This devotional really resonated. I’ve been musing about this more in recent years, especially given the property boom, and constant talk of investing for better returns.
Many have asked why we make the housing and investment decisions (or rather non-decisions) that we do, and we also muse about whether we are singularly lacking in ambition, and whether we will be called to task when Christ comes again and asks whether and why we have buried the one talent he endowed us with in the ground.
Nonetheless, this devotional has reminded me once again that indeed our perceived lack of ambition in the things of this world might ’mask’ our greater ’conniving’ ambition for the eternal things of heaven. Many a time, it is hard to perceive (since we now see through a mirror darkly), but this life is such a tiny blip, so why should we exert all our time and energy in maximising what we have here, and neglect investing for returns that will last for all eternity?
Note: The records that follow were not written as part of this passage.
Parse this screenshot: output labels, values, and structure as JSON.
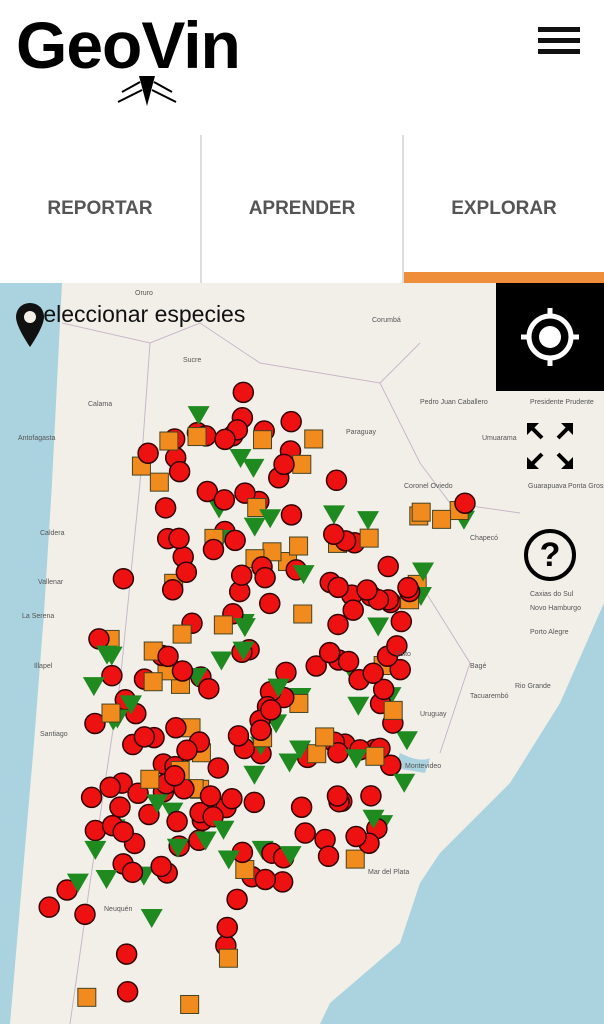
{
  "header": {
    "logo_text": "GeoVin",
    "menu_icon": "hamburger-icon"
  },
  "tabs": [
    {
      "label": "REPORTAR",
      "active": false
    },
    {
      "label": "APRENDER",
      "active": false
    },
    {
      "label": "EXPLORAR",
      "active": true
    }
  ],
  "accent_color": "#ef8e3a",
  "map": {
    "species_selector": "Seleccionar especies",
    "labels": [
      "Oruro",
      "Sucre",
      "Corumbá",
      "Paraguay",
      "Antofagasta",
      "Calama",
      "Caldera",
      "La Serena",
      "Illapel",
      "Santiago",
      "Vallenar",
      "Pedro Juan Caballero",
      "Presidente Prudente",
      "Umuarama",
      "Coronel Oviedo",
      "Guarapuava",
      "Ponta Grossa",
      "Chapecó",
      "Caxias do Sul",
      "Novo Hamburgo",
      "Porto Alegre",
      "Bagé",
      "Uruguay",
      "Montevideo",
      "Salto",
      "Rio Grande",
      "Mar del Plata",
      "Neuquén",
      "Tacuarembó"
    ],
    "marker_colors": {
      "red": "#ee1111",
      "orange": "#f28b1e",
      "green": "#1f8a1f"
    }
  }
}
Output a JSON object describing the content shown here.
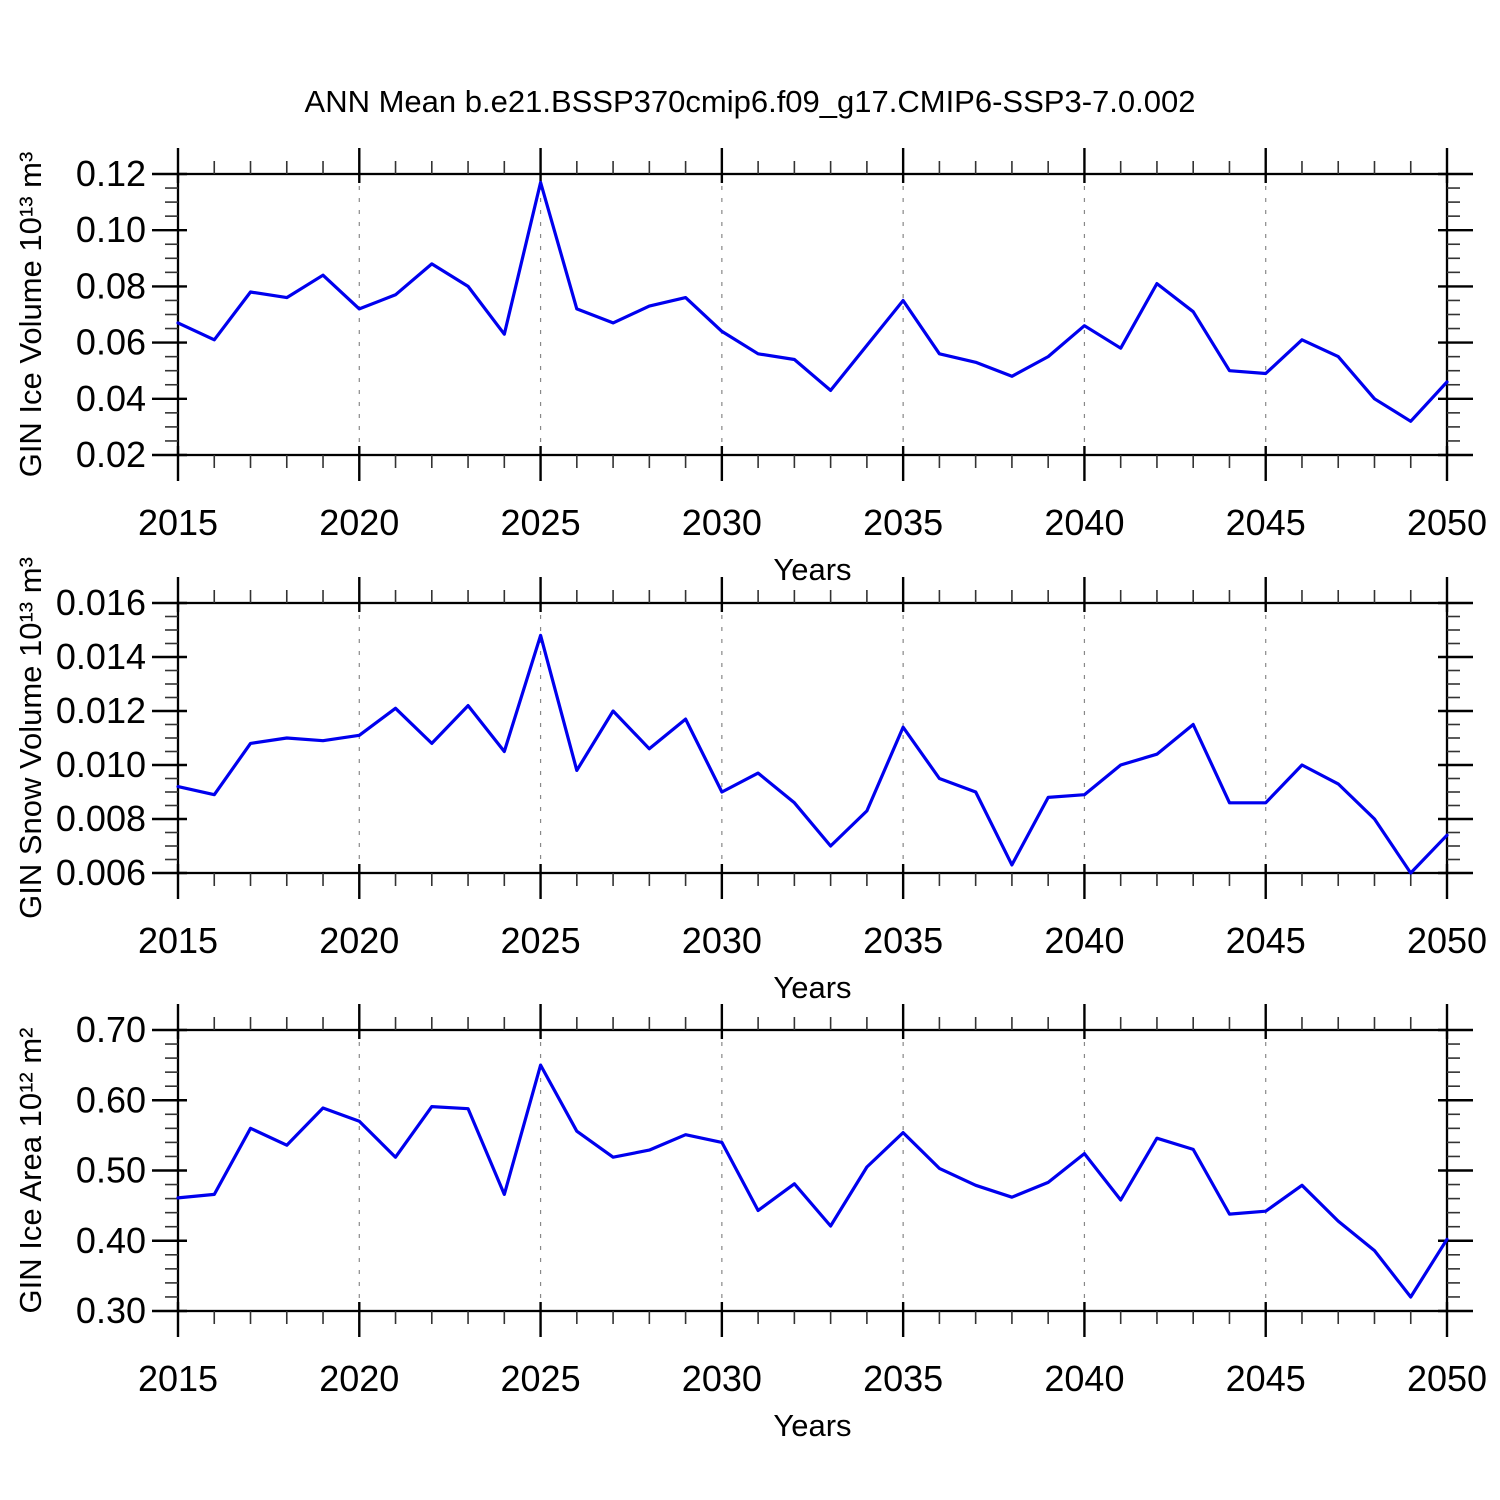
{
  "title": "ANN Mean b.e21.BSSP370cmip6.f09_g17.CMIP6-SSP3-7.0.002",
  "figure": {
    "background": "#ffffff",
    "line_color": "#0000ee",
    "grid_color": "#888888",
    "axis_color": "#000000",
    "minor_tick_color": "#333333",
    "text_color": "#000000"
  },
  "chart_data": [
    {
      "type": "line",
      "name": "gin-ice-volume",
      "ylabel": "GIN Ice Volume 10¹³ m³",
      "xlabel": "Years",
      "legend": "none",
      "grid": "vertical-dashed",
      "ylim": [
        0.02,
        0.12
      ],
      "yticks": [
        0.02,
        0.04,
        0.06,
        0.08,
        0.1,
        0.12
      ],
      "ytick_labels": [
        "0.02",
        "0.04",
        "0.06",
        "0.08",
        "0.10",
        "0.12"
      ],
      "yminor_step": 0.005,
      "xlim": [
        2015,
        2050
      ],
      "xticks": [
        2015,
        2020,
        2025,
        2030,
        2035,
        2040,
        2045,
        2050
      ],
      "xtick_labels": [
        "2015",
        "2020",
        "2025",
        "2030",
        "2035",
        "2040",
        "2045",
        "2050"
      ],
      "xminor_step": 1,
      "x": [
        2015,
        2016,
        2017,
        2018,
        2019,
        2020,
        2021,
        2022,
        2023,
        2024,
        2025,
        2026,
        2027,
        2028,
        2029,
        2030,
        2031,
        2032,
        2033,
        2034,
        2035,
        2036,
        2037,
        2038,
        2039,
        2040,
        2041,
        2042,
        2043,
        2044,
        2045,
        2046,
        2047,
        2048,
        2049,
        2050
      ],
      "values": [
        0.067,
        0.061,
        0.078,
        0.076,
        0.084,
        0.072,
        0.077,
        0.088,
        0.08,
        0.063,
        0.117,
        0.072,
        0.067,
        0.073,
        0.076,
        0.064,
        0.056,
        0.054,
        0.043,
        0.059,
        0.075,
        0.056,
        0.053,
        0.048,
        0.055,
        0.066,
        0.058,
        0.081,
        0.071,
        0.05,
        0.049,
        0.061,
        0.055,
        0.04,
        0.032,
        0.046
      ]
    },
    {
      "type": "line",
      "name": "gin-snow-volume",
      "ylabel": "GIN Snow Volume 10¹³ m³",
      "xlabel": "Years",
      "legend": "none",
      "grid": "vertical-dashed",
      "ylim": [
        0.006,
        0.016
      ],
      "yticks": [
        0.006,
        0.008,
        0.01,
        0.012,
        0.014,
        0.016
      ],
      "ytick_labels": [
        "0.006",
        "0.008",
        "0.010",
        "0.012",
        "0.014",
        "0.016"
      ],
      "yminor_step": 0.0005,
      "xlim": [
        2015,
        2050
      ],
      "xticks": [
        2015,
        2020,
        2025,
        2030,
        2035,
        2040,
        2045,
        2050
      ],
      "xtick_labels": [
        "2015",
        "2020",
        "2025",
        "2030",
        "2035",
        "2040",
        "2045",
        "2050"
      ],
      "xminor_step": 1,
      "x": [
        2015,
        2016,
        2017,
        2018,
        2019,
        2020,
        2021,
        2022,
        2023,
        2024,
        2025,
        2026,
        2027,
        2028,
        2029,
        2030,
        2031,
        2032,
        2033,
        2034,
        2035,
        2036,
        2037,
        2038,
        2039,
        2040,
        2041,
        2042,
        2043,
        2044,
        2045,
        2046,
        2047,
        2048,
        2049,
        2050
      ],
      "values": [
        0.0092,
        0.0089,
        0.0108,
        0.011,
        0.0109,
        0.0111,
        0.0121,
        0.0108,
        0.0122,
        0.0105,
        0.0148,
        0.0098,
        0.012,
        0.0106,
        0.0117,
        0.009,
        0.0097,
        0.0086,
        0.007,
        0.0083,
        0.0114,
        0.0095,
        0.009,
        0.0063,
        0.0088,
        0.0089,
        0.01,
        0.0104,
        0.0115,
        0.0086,
        0.0086,
        0.01,
        0.0093,
        0.008,
        0.006,
        0.0074
      ]
    },
    {
      "type": "line",
      "name": "gin-ice-area",
      "ylabel": "GIN Ice Area 10¹² m²",
      "xlabel": "Years",
      "legend": "none",
      "grid": "vertical-dashed",
      "ylim": [
        0.3,
        0.7
      ],
      "yticks": [
        0.3,
        0.4,
        0.5,
        0.6,
        0.7
      ],
      "ytick_labels": [
        "0.30",
        "0.40",
        "0.50",
        "0.60",
        "0.70"
      ],
      "yminor_step": 0.02,
      "xlim": [
        2015,
        2050
      ],
      "xticks": [
        2015,
        2020,
        2025,
        2030,
        2035,
        2040,
        2045,
        2050
      ],
      "xtick_labels": [
        "2015",
        "2020",
        "2025",
        "2030",
        "2035",
        "2040",
        "2045",
        "2050"
      ],
      "xminor_step": 1,
      "x": [
        2015,
        2016,
        2017,
        2018,
        2019,
        2020,
        2021,
        2022,
        2023,
        2024,
        2025,
        2026,
        2027,
        2028,
        2029,
        2030,
        2031,
        2032,
        2033,
        2034,
        2035,
        2036,
        2037,
        2038,
        2039,
        2040,
        2041,
        2042,
        2043,
        2044,
        2045,
        2046,
        2047,
        2048,
        2049,
        2050
      ],
      "values": [
        0.461,
        0.466,
        0.56,
        0.536,
        0.589,
        0.57,
        0.519,
        0.591,
        0.588,
        0.466,
        0.65,
        0.556,
        0.519,
        0.529,
        0.551,
        0.54,
        0.443,
        0.481,
        0.421,
        0.505,
        0.554,
        0.503,
        0.479,
        0.462,
        0.483,
        0.524,
        0.458,
        0.546,
        0.53,
        0.438,
        0.442,
        0.479,
        0.428,
        0.386,
        0.32,
        0.402
      ]
    }
  ]
}
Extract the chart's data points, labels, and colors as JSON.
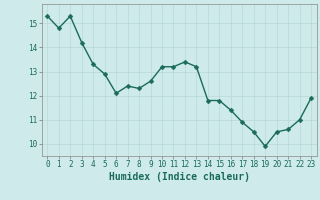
{
  "x": [
    0,
    1,
    2,
    3,
    4,
    5,
    6,
    7,
    8,
    9,
    10,
    11,
    12,
    13,
    14,
    15,
    16,
    17,
    18,
    19,
    20,
    21,
    22,
    23
  ],
  "y": [
    15.3,
    14.8,
    15.3,
    14.2,
    13.3,
    12.9,
    12.1,
    12.4,
    12.3,
    12.6,
    13.2,
    13.2,
    13.4,
    13.2,
    11.8,
    11.8,
    11.4,
    10.9,
    10.5,
    9.9,
    10.5,
    10.6,
    11.0,
    11.9
  ],
  "line_color": "#1a6b5a",
  "marker_color": "#1a6b5a",
  "bg_color": "#ceeaea",
  "grid_color": "#b8d8d8",
  "xlabel": "Humidex (Indice chaleur)",
  "ylim": [
    9.5,
    15.8
  ],
  "xlim": [
    -0.5,
    23.5
  ],
  "yticks": [
    10,
    11,
    12,
    13,
    14,
    15
  ],
  "xticks": [
    0,
    1,
    2,
    3,
    4,
    5,
    6,
    7,
    8,
    9,
    10,
    11,
    12,
    13,
    14,
    15,
    16,
    17,
    18,
    19,
    20,
    21,
    22,
    23
  ],
  "tick_fontsize": 5.5,
  "xlabel_fontsize": 7.0,
  "marker_size": 2.5,
  "line_width": 1.0
}
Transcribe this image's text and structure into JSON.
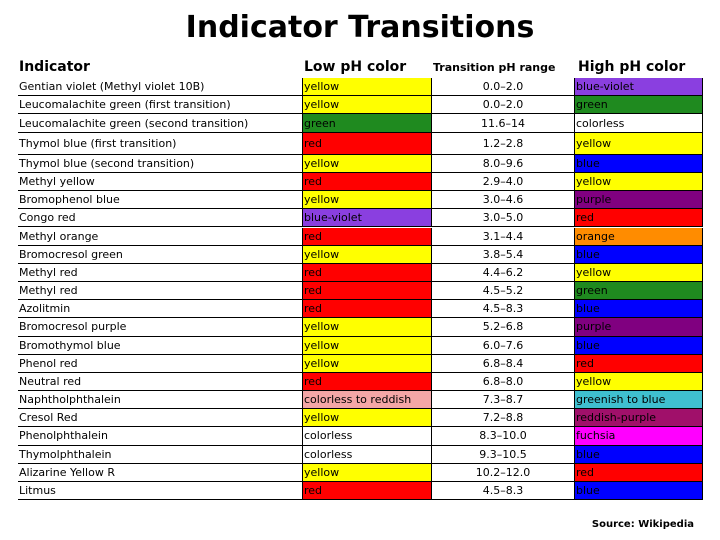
{
  "title": "Indicator Transitions",
  "table": {
    "header": [
      "Indicator",
      "Low pH color",
      "Transition pH range",
      "High pH color"
    ],
    "rows": [
      [
        "Gentian violet (Methyl violet 10B)",
        "yellow",
        "0.0–2.0",
        "blue-violet"
      ],
      [
        "Leucomalachite green (first transition)",
        "yellow",
        "0.0–2.0",
        "green"
      ],
      [
        "Leucomalachite green (second transition)",
        "green",
        "11.6–14",
        "colorless"
      ],
      [
        "Thymol blue (first transition)",
        "red",
        "1.2–2.8",
        "yellow"
      ],
      [
        "Thymol blue (second transition)",
        "yellow",
        "8.0–9.6",
        "blue"
      ],
      [
        "Methyl yellow",
        "red",
        "2.9–4.0",
        "yellow"
      ],
      [
        "Bromophenol blue",
        "yellow",
        "3.0–4.6",
        "purple"
      ],
      [
        "Congo red",
        "blue-violet",
        "3.0–5.0",
        "red"
      ],
      [
        "Methyl orange",
        "red",
        "3.1–4.4",
        "orange"
      ],
      [
        "Bromocresol green",
        "yellow",
        "3.8–5.4",
        "blue"
      ],
      [
        "Methyl red",
        "red",
        "4.4–6.2",
        "yellow"
      ],
      [
        "Methyl red",
        "red",
        "4.5–5.2",
        "green"
      ],
      [
        "Azolitmin",
        "red",
        "4.5–8.3",
        "blue"
      ],
      [
        "Bromocresol purple",
        "yellow",
        "5.2–6.8",
        "purple"
      ],
      [
        "Bromothymol blue",
        "yellow",
        "6.0–7.6",
        "blue"
      ],
      [
        "Phenol red",
        "yellow",
        "6.8–8.4",
        "red"
      ],
      [
        "Neutral red",
        "red",
        "6.8–8.0",
        "yellow"
      ],
      [
        "Naphtholphthalein",
        "colorless to reddish",
        "7.3–8.7",
        "greenish to blue"
      ],
      [
        "Cresol Red",
        "yellow",
        "7.2–8.8",
        "reddish-purple"
      ],
      [
        "Phenolphthalein",
        "colorless",
        "8.3–10.0",
        "fuchsia"
      ],
      [
        "Thymolphthalein",
        "colorless",
        "9.3–10.5",
        "blue"
      ],
      [
        "Alizarine Yellow R",
        "yellow",
        "10.2–12.0",
        "red"
      ],
      [
        "Litmus",
        "red",
        "4.5–8.3",
        "blue"
      ]
    ]
  },
  "source": "Source: Wikipedia"
}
I read about investing for the ’long-term’ and for retirement often, and ads by organisations like Endowus proliferate. Invest, make your money work harder, buy the largest property you can get a loan for, inflation is eroding everything… messages premised on the Fear of Missing Out bombard us everyday.
But in the long run, we are all dead indeed. And the real long run is heaven, where we will face our Maker, and where the true returns from all that we have spent our time and money on here on earth will come to bear.
A minute spent teaching sunday school, having a meal with a homeless man, reading a book to a child with an incarcerated parent, saying hello to a newcomer, praying for a missionary friend will far outweigh an hour spent pontificating in the boardroom, calculating returns on fixed deposits, or searching out the best buys for your home on the internet.
When Jesus comes and says, what have you done with your time and money with the moments I have given you on earth, what will we say?
So we must be ambitious, carefully and prayerfully deciding what we will do with our time – so that these investments will reap eternal dividends and increase to our ‘credit’ in heaven. For everything we have on earth will rot and rust at best, and at worst, corrupt those who come after us if we leave too much behind that they cannot handle wisely.
So let us live simply, according to our conscience before God. And give generously to God’s kingdom purposes, at least a tenth of gross income, according to the spirit of what God’s word requires. After all, every breath we take is sustained only by His grace, and every cent we earn is by His enabling alone.